Once upon a time, I yodeled proclamations across the vastness of the internet — pronouncements about determination and accountability and about being a writer. As a result, over the last year I have started — and stopped — writing three very different novels.

And that’s not counting the other quick-jot new plot notes, the scribbled introductions, the glimpses behind the sweaty folds of an undeveloped idea. No, these were beefy endeavors, one nearly three-quarters the length of an average fictional tale, and each a painful passing of some kind of lumpy constipation — a necessary process for tapping back into the free-flow of creativity I enjoyed without struggle as a kid.

Why is it, do you think, that as we transition into adulthood, some of us lose our inherent ability to indulge in indolence and bask in the limitless warmth of wild and precious expression, untamed?

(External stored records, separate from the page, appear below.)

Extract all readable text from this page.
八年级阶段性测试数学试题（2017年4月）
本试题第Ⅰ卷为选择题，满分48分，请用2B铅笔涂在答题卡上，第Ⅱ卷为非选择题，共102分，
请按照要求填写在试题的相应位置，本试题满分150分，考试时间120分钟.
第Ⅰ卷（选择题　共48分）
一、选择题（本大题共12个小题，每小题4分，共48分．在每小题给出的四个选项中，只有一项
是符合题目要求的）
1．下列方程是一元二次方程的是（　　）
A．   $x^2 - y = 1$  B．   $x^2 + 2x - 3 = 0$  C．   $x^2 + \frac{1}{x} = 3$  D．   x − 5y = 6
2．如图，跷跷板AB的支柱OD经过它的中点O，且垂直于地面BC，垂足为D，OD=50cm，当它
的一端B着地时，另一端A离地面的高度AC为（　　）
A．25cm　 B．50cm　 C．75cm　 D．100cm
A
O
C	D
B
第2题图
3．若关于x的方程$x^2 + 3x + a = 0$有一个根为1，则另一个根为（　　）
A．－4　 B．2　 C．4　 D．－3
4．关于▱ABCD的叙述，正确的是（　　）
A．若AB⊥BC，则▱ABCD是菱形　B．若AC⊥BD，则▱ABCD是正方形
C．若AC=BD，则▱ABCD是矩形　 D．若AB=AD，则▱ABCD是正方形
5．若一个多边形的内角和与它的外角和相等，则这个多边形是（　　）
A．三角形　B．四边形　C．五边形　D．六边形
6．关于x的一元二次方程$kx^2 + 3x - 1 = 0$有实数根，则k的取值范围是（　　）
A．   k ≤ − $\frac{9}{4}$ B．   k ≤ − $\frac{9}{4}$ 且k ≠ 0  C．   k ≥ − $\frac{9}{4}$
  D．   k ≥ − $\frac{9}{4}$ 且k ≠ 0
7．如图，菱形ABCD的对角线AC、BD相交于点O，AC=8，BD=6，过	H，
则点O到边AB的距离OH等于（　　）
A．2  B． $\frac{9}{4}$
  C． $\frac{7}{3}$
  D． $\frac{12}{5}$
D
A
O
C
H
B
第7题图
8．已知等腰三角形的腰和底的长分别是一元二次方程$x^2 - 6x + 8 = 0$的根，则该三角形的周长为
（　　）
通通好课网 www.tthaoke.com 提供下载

We turn, instead, to judgement. To guilt. To self-critiquing in the worst kind of way. We abuse our psyches more than any negligent parent, misguided educator, or high school bully ever dreamt. We create our own blocks and build our own barricades.

We do this to ourselves.

And that is insane.

When I am at my lowest, my thoughts run acidic. They call me a fool, a failure, and I become what I think, because in that moment I identify with my pain. Until I understand what I’m allowing, my pain becomes who I am. I crumple to the floor and focus on my lacks — my lack of creativity, of career, of kids– and I wonder about the point. Of love, of life, of anything, really, because none of it feels real. I wonder if I should consider having a child to satiate the simple curiosity of whether that’s the one thing I’m maybe meant to do right.

But then maybe not.

When I talk to people, I only see the facade — the personality they’ve created to face the world or just me in particular at that moment in time, and I feel the isolation I’ve created in my head.

And I wonder —

If someone were to pick us up in one hand and crack us hard against the lip of a bowl, like an egg, letting our smooth yellow yolk slip away from its shell and separate from the slick suspension of goopy translucent white — that make-believe mess of carefully crafted persona — so we’re laid bare in the bowl, shining and gold, who, then, would we be?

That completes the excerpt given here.